From SU London student Alyssa Elias’ blog.
Mother Nature is shaking her fist at all of us polluters, litterers and non-energy conservationists once again.The eruption of the volcano Eyjafjallajokull in Iceland left many SU students stranded in London for the weekend, when many had planned trips to Istanbul and other European destinations.
Although I hadn’t planned to leave, the stress of the dust (or ash cloud) resulting in Thursday’s airline cancellations hadn’t settled. My parents were able to fly to Barcelona Thursday, but by Friday morning, they were reconsidering their European adventure. With a family vacation at stake, my temper was about to erupt almost as much as the volcano.
Despite beautiful weather, the overall mood was cloudy among all of us students. That’s why a trip to the beach in Brighton was ideal.
Brighton’s biggest attraction, and possibly the most unusual, is the Royal Pavilion. Once a farmhouse, this spot was revamped by King George IV while he served as the regent. His father, George III suffered bouts of madness and was determined to be unfit to rule. This escape is more than just a beach house: it’s the most imaginative and exotic of all of the royal family’s homes.
It is a mix of Indian and Chinese architecture. At first glance, it looks like a miniature Taj Mahal. Pictures are forbidden inside the Pavlion, but I was dying to click the shutter button on my camera.
The dragon holding up the dining room chandelier and the Chinese wallpaper and lanterns was unlike anything I’d ever seen before. The lavish carpets and rooms of various optical illusions, using statues and mirrors were magnificent. The music room’s domed ceiling involves a scallop-type design, where the shells get smaller as they get toward the top of the dome. This gives the dome a higher appearance than it actually is.
The royal bedrooms with hidden doors to the toilet and bathroom and large beds were inviting. However, Queen Victoria remarked that it was disappointing that no one could see the beach from the Pavilion. I have to agree.
Brighton’s pier is like Coney Island or I was told, the Jersey Shore, with an English twist. Fish and chips stands dominate the pier. Before you reach any amusement park rides, you’ve already hit about five fish and chips stands. While I’m not a fan of fish, I did eat a vegetable roll and chips. The perfect blend of Chinese and English, almost like the Pavilion.

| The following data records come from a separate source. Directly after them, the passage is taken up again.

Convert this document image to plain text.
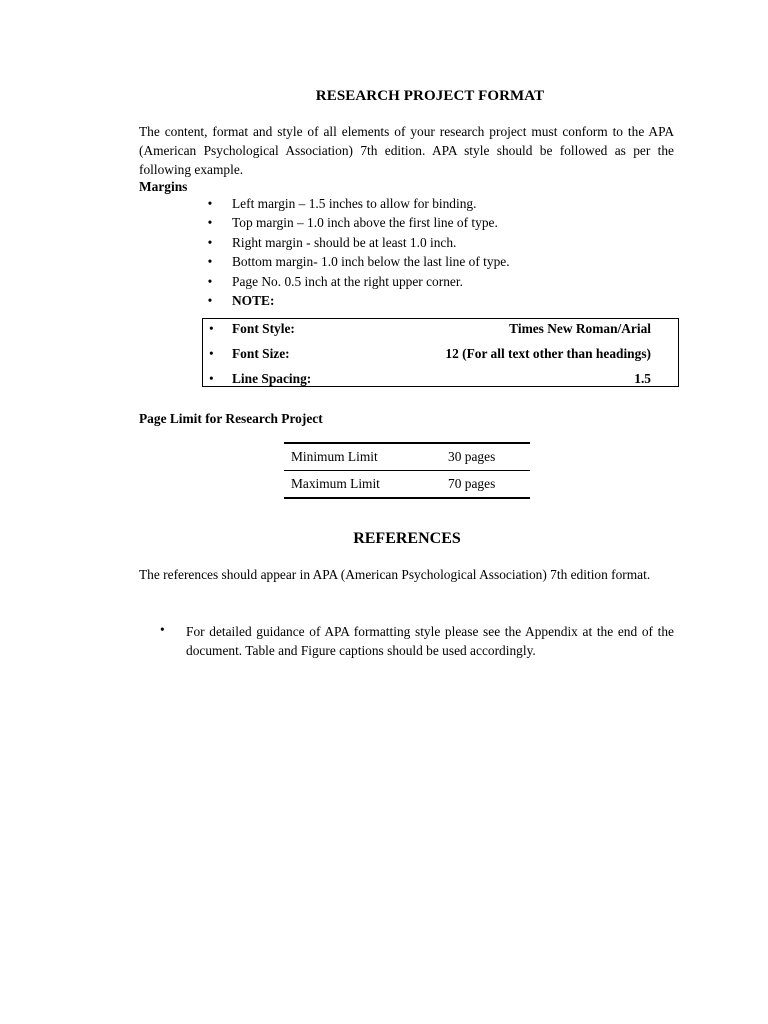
RESEARCH PROJECT FORMAT

The content, format and style of all elements of your research project must conform to the APA (American Psychological Association) 7th edition. APA style should be followed as per the following example.

Margins

• Left margin – 1.5 inches to allow for binding.
• Top margin – 1.0 inch above the first line of type.
• Right margin - should be at least 1.0 inch.
• Bottom margin- 1.0 inch below the last line of type.
• Page No. 0.5 inch at the right upper corner.
• NOTE:
• Font Style:	Times New Roman/Arial
• Font Size:	12 (For all text other than headings)
• Line Spacing:	1.5

Page Limit for Research Project

Minimum Limit	30 pages
Maximum Limit	70 pages
REFERENCES

The references should appear in APA (American Psychological Association) 7th edition format.

• For detailed guidance of APA formatting style please see the Appendix at the end of the document. Table and Figure captions should be used accordingly.
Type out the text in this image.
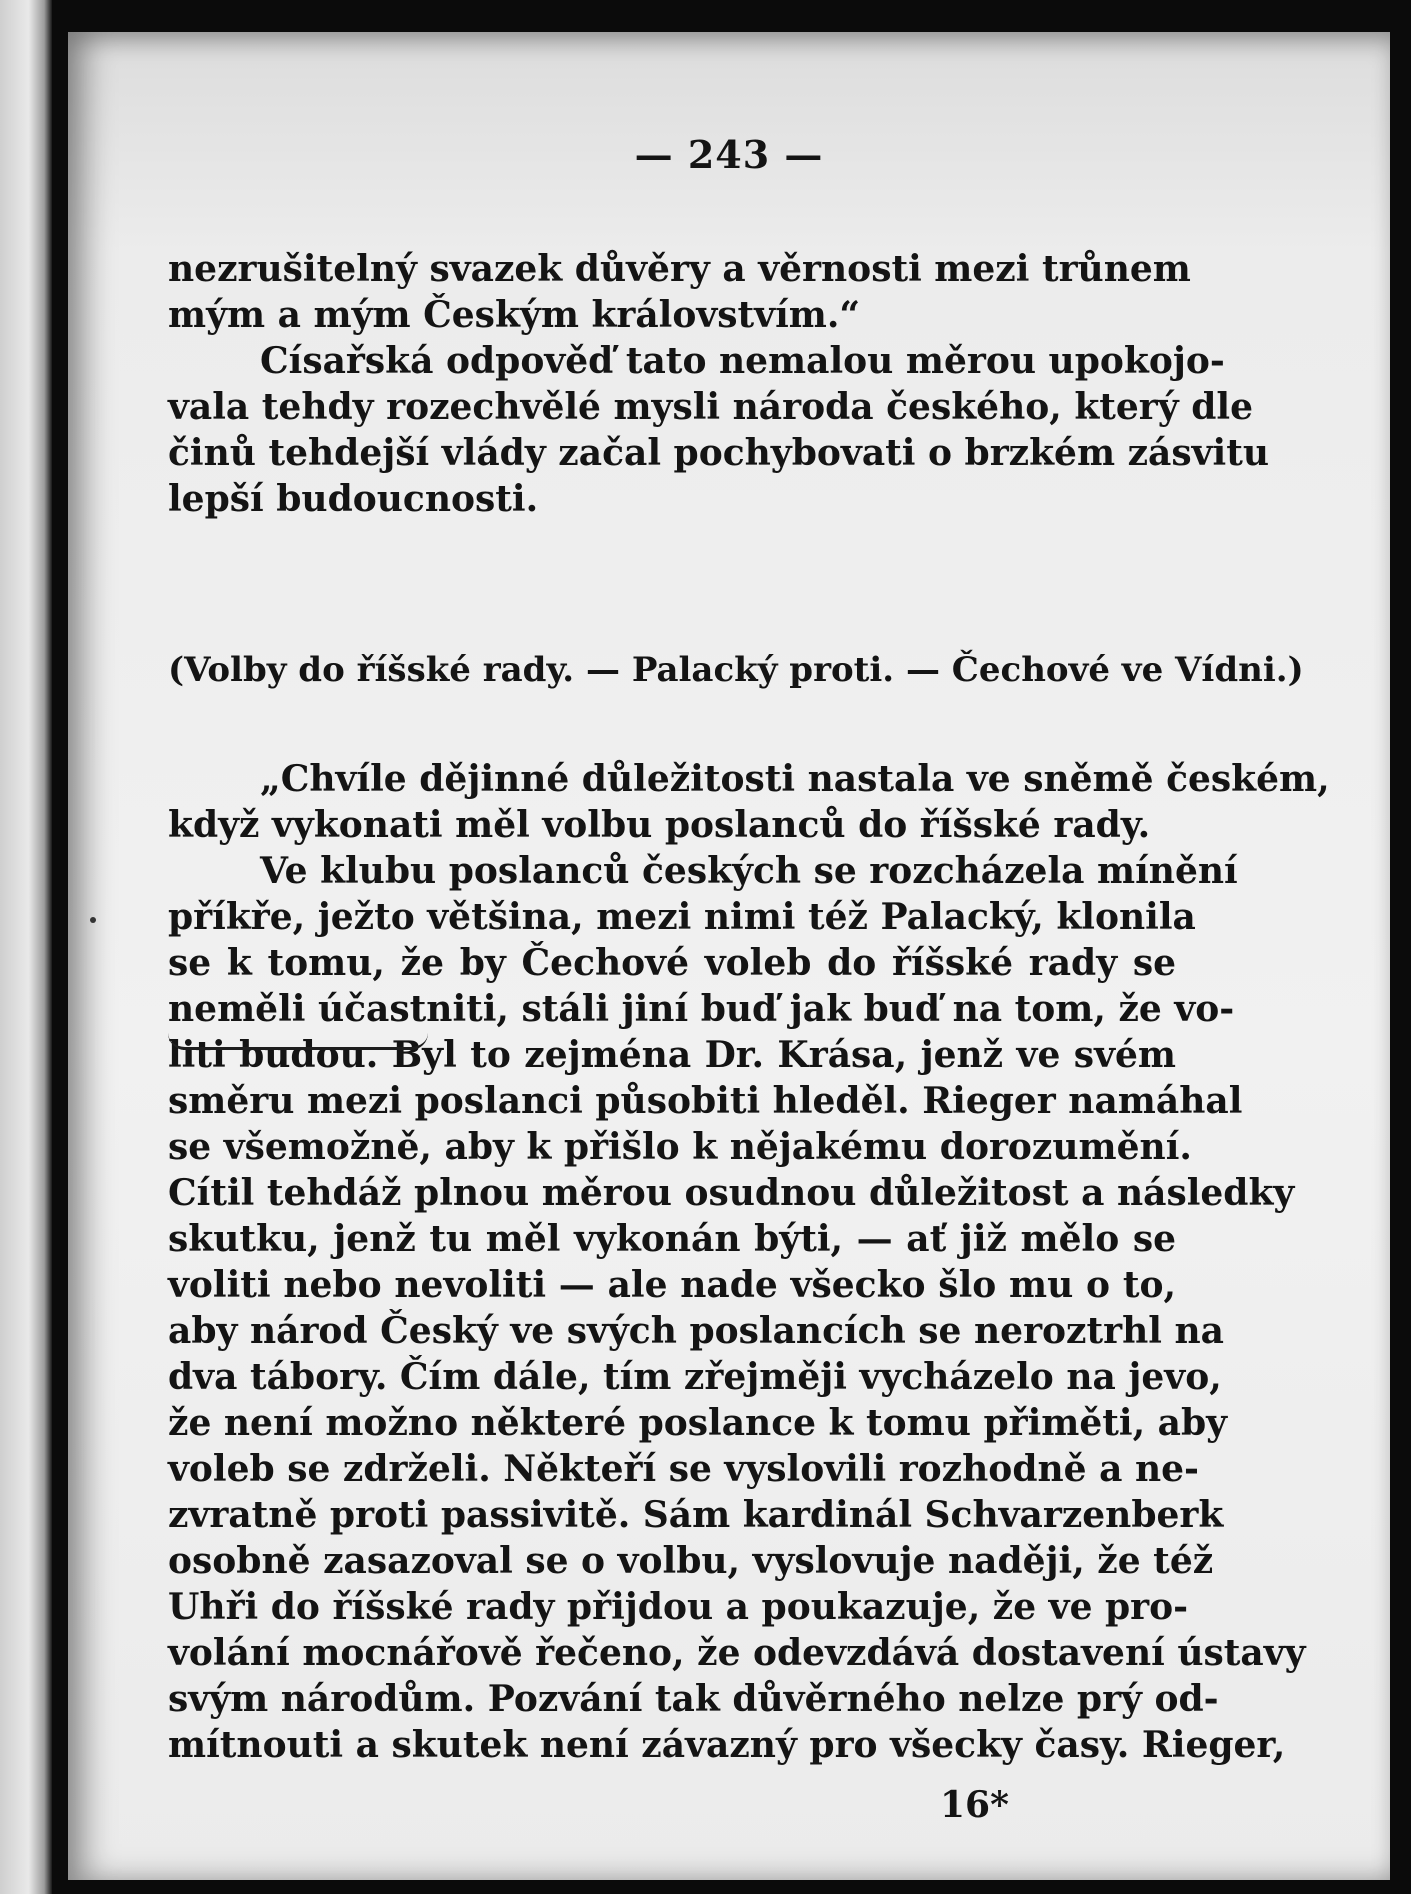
— 243 —
nezrušitelný svazek důvěry a věrnosti mezi trůnem
mým a mým Českým královstvím.“
Císařská odpověď tato nemalou měrou upokojo-
vala tehdy rozechvělé mysli národa českého, který dle
činů tehdejší vlády začal pochybovati o brzkém zásvitu
lepší budoucnosti.
(Volby do říšské rady. — Palacký proti. — Čechové ve Vídni.)
„Chvíle dějinné důležitosti nastala ve sněmě českém,
když vykonati měl volbu poslanců do říšské rady.
Ve klubu poslanců českých se rozcházela mínění
příkře, ježto většina, mezi nimi též Palacký, klonila
se k tomu, že by Čechové voleb do říšské rady se
neměli účastniti, stáli jiní buď jak buď na tom, že vo-
liti budou. Byl to zejména Dr. Krása, jenž ve svém
směru mezi poslanci působiti hleděl. Rieger namáhal
se všemožně, aby k přišlo k nějakému dorozumění.
Cítil tehdáž plnou měrou osudnou důležitost a následky
skutku, jenž tu měl vykonán býti, — ať již mělo se
voliti nebo nevoliti — ale nade všecko šlo mu o to,
aby národ Český ve svých poslancích se neroztrhl na
dva tábory. Čím dále, tím zřejměji vycházelo na jevo,
že není možno některé poslance k tomu přiměti, aby
voleb se zdrželi. Někteří se vyslovili rozhodně a ne-
zvratně proti passivitě. Sám kardinál Schvarzenberk
osobně zasazoval se o volbu, vyslovuje naději, že též
Uhři do říšské rady přijdou a poukazuje, že ve pro-
volání mocnářově řečeno, že odevzdává dostavení ústavy
svým národům. Pozvání tak důvěrného nelze prý od-
mítnouti a skutek není závazný pro všecky časy. Rieger,
16*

Although there’s no funnel cake or fried dough, you can find candy floss (cotton candy) and doughnuts. Our tour guide told us to try the doughnuts. To our great pleasure, they were made right in front of our eyes, with no shortage of cinnamon and sugar. At least half a dozen of them later, I was on a sugar high.
The amusement park rides were quite expensive, even during the off season, so we decided to find a rock shop. Brighton rock is a candy that reminds me of peppermint sticks and candy canes. The many flavors include strawberry, daughter and sex maniac.
ALONG THE BEACH
It was relatively cold out, despite the sun. My friends and I decided to walk along the beach. We found an old-fashioned penny arcade, keeping up with the board walk’s nostalgia-inducing amusements. The machines housed creepy puppets and fortune tellers, so we didn’t last more than 30 seconds inside.
Merry-g0-rounds and old ships dot the beach. There were art dealers and jewelry stands, as well. We also saw a degree of X-rated material. There’s a large gay community in Brighton, which doesn’t hide it’s pride. We saw machines dispensing “sexy undies” for a pound.
After picking through postcards, we sat on the beach. There’s no sand in Brighton, only rocks. The pebbles and stones got in our shoes. We wondered how children felt when they were deprived of building sand castles.
With the sun shining and the waves crashing, it was hard to imagine there was volcanic ash thousands of feet high in the atmosphere above us. Even for just a few hours, everyone forgot their troubles and let happy memories of childhood days at the beach carry them away.